Kaçıncı sınıfta başlıyordu şu fıkıh, hafızlık dersleri? Sanırım ikinci dört yılda seçmeli olarak başlayacaktı…
Bu dersler zorunlu muydu? Hayır seçmeliydi…
Bu dersler hangi okullarda verilecekti? Tüm okullarda…
Bizim çocuk kindar mıydı dindar mı? Şükürler olsun hiçbiri…
Alternatif görüşler var mıydı? Elbette vardı..ama bölük pörçük…
Eğitim bilimsel temellerde mi verilmeliydi? Kesinlikle…
Eğitim çocukların ihtiyaçlarına göre mi yoksa,ideolojik bir araç olarak mı şekillenmeliydi?...üffffffff….
Bahar mı geliyordu? Evet sanırım Bahar Bayramı da gelmiş çatmıştı…
Bahar ve Bayram havası var mıydı?...Ne yazık ki hayır…bu aralar dikkat edilmeliydi….
Afganistan’da ülkemizin çıkarları mı vardı?...Sanmam…ama büyük ülkeyiz ya…

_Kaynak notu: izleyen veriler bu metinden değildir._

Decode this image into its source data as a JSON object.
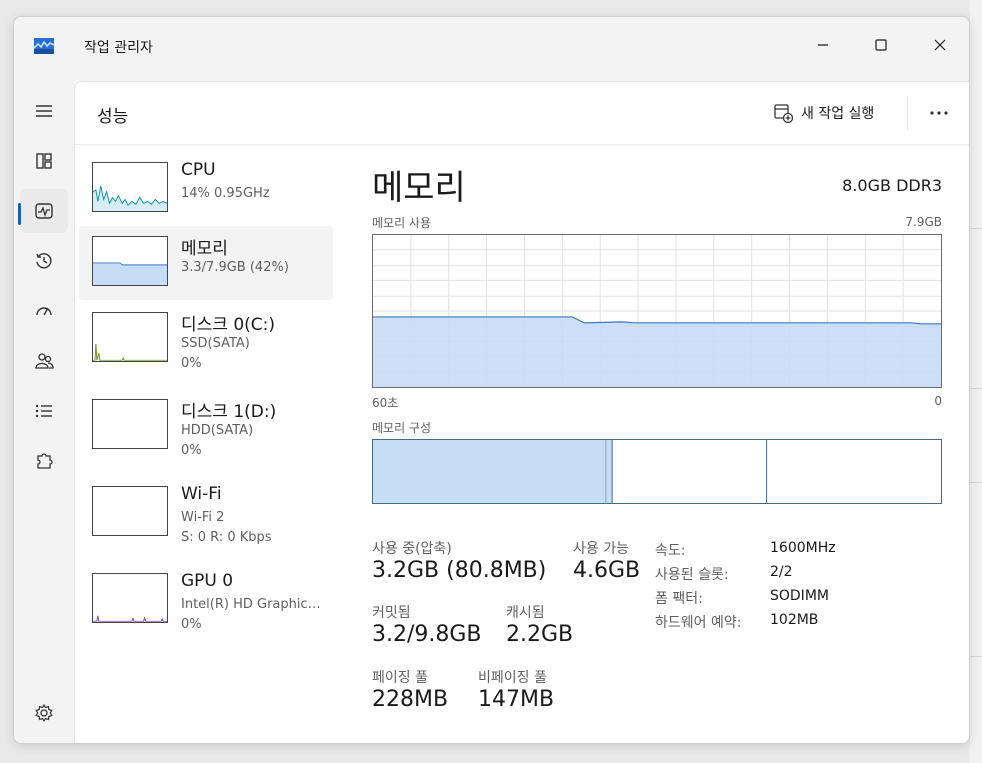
{
  "window": {
    "title": "작업 관리자"
  },
  "nav": {
    "items": [
      {
        "id": "hamburger",
        "icon": "menu-icon"
      },
      {
        "id": "processes",
        "icon": "processes-icon"
      },
      {
        "id": "performance",
        "icon": "performance-icon",
        "active": true
      },
      {
        "id": "app-history",
        "icon": "history-icon"
      },
      {
        "id": "startup-apps",
        "icon": "speedometer-icon"
      },
      {
        "id": "users",
        "icon": "users-icon"
      },
      {
        "id": "details",
        "icon": "list-icon"
      },
      {
        "id": "services",
        "icon": "puzzle-icon"
      },
      {
        "id": "settings",
        "icon": "gear-icon"
      }
    ]
  },
  "header": {
    "title": "성능",
    "run_task_label": "새 작업 실행",
    "more_label": "•••"
  },
  "perf_list": [
    {
      "name": "CPU",
      "sub1": "14% 0.95GHz",
      "sub2": "",
      "selected": false,
      "color": "#118da8"
    },
    {
      "name": "메모리",
      "sub1": "3.3/7.9GB (42%)",
      "sub2": "",
      "selected": true,
      "color": "#1c6fb5"
    },
    {
      "name": "디스크 0(C:)",
      "sub1": "SSD(SATA)",
      "sub2": "0%",
      "selected": false,
      "color": "#6b8e23"
    },
    {
      "name": "디스크 1(D:)",
      "sub1": "HDD(SATA)",
      "sub2": "0%",
      "selected": false,
      "color": "#6b8e23"
    },
    {
      "name": "Wi-Fi",
      "sub1": "Wi-Fi 2",
      "sub2": "S: 0 R: 0 Kbps",
      "selected": false,
      "color": "#a0522d"
    },
    {
      "name": "GPU 0",
      "sub1": "Intel(R) HD Graphic…",
      "sub2": "0%",
      "selected": false,
      "color": "#8a3ea8"
    }
  ],
  "detail": {
    "title": "메모리",
    "spec": "8.0GB DDR3",
    "usage_label": "메모리 사용",
    "usage_max": "7.9GB",
    "time_left": "60초",
    "time_right": "0",
    "composition_label": "메모리 구성",
    "usage_level_fraction": 0.42,
    "composition_fractions": {
      "in_use": 0.41,
      "modified": 0.01,
      "standby": 0.27,
      "free": 0.3
    },
    "stats": {
      "in_use_label": "사용 중(압축)",
      "in_use_value": "3.2GB (80.8MB)",
      "available_label": "사용 가능",
      "available_value": "4.6GB",
      "committed_label": "커밋됨",
      "committed_value": "3.2/9.8GB",
      "cached_label": "캐시됨",
      "cached_value": "2.2GB",
      "paged_label": "페이징 풀",
      "paged_value": "228MB",
      "nonpaged_label": "비페이징 풀",
      "nonpaged_value": "147MB"
    },
    "info": {
      "speed_key": "속도:",
      "speed_val": "1600MHz",
      "slots_key": "사용된 슬롯:",
      "slots_val": "2/2",
      "form_key": "폼 팩터:",
      "form_val": "SODIMM",
      "reserved_key": "하드웨어 예약:",
      "reserved_val": "102MB"
    }
  },
  "colors": {
    "accent": "#1a5fb4",
    "memory_fill": "#c7dcf5",
    "memory_line": "#3a78c2"
  }
}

Benzin fiyatı 8 kuruş artmış mıydı? Sanırım litresi 2 avroyu bulmuştu…zaten satmıştım da arabayı…
Kalkmalı mıydım işler ne durumdaydı? Gerek yoktu İşler pek bi zayıftı….
Memleketin dış borcu 600 milyar dolar mı oluştu?....hmmmm….
Heslerin durumu ne olacaktı?....şeyy….
GDO’lu ürünlerle ilgili yönetmelik ne olmuştu?....bilmem…..
Pozantı cezaevi?....
Sivas davası?....
Basın özgürlüğü-tutuklu gazeteciler sorunu ne alemdeydi?....
AİHM Türkiye başvurularını askıya mı almıştı?....
ITB fuarında Türkiye standının durumu neydi?....
Meslek yasamızın durumu ne olmuştu?....
Yaz işlerine yönelik çalışmalar var mıydı?....
Dışarı çıkmalı mıydı bugün?....Sanırım dışarısı pek de tekin değildi en iyisi uyumaya devam…..

1 Mart 2012 Perşembe

Bişey Yapmalı...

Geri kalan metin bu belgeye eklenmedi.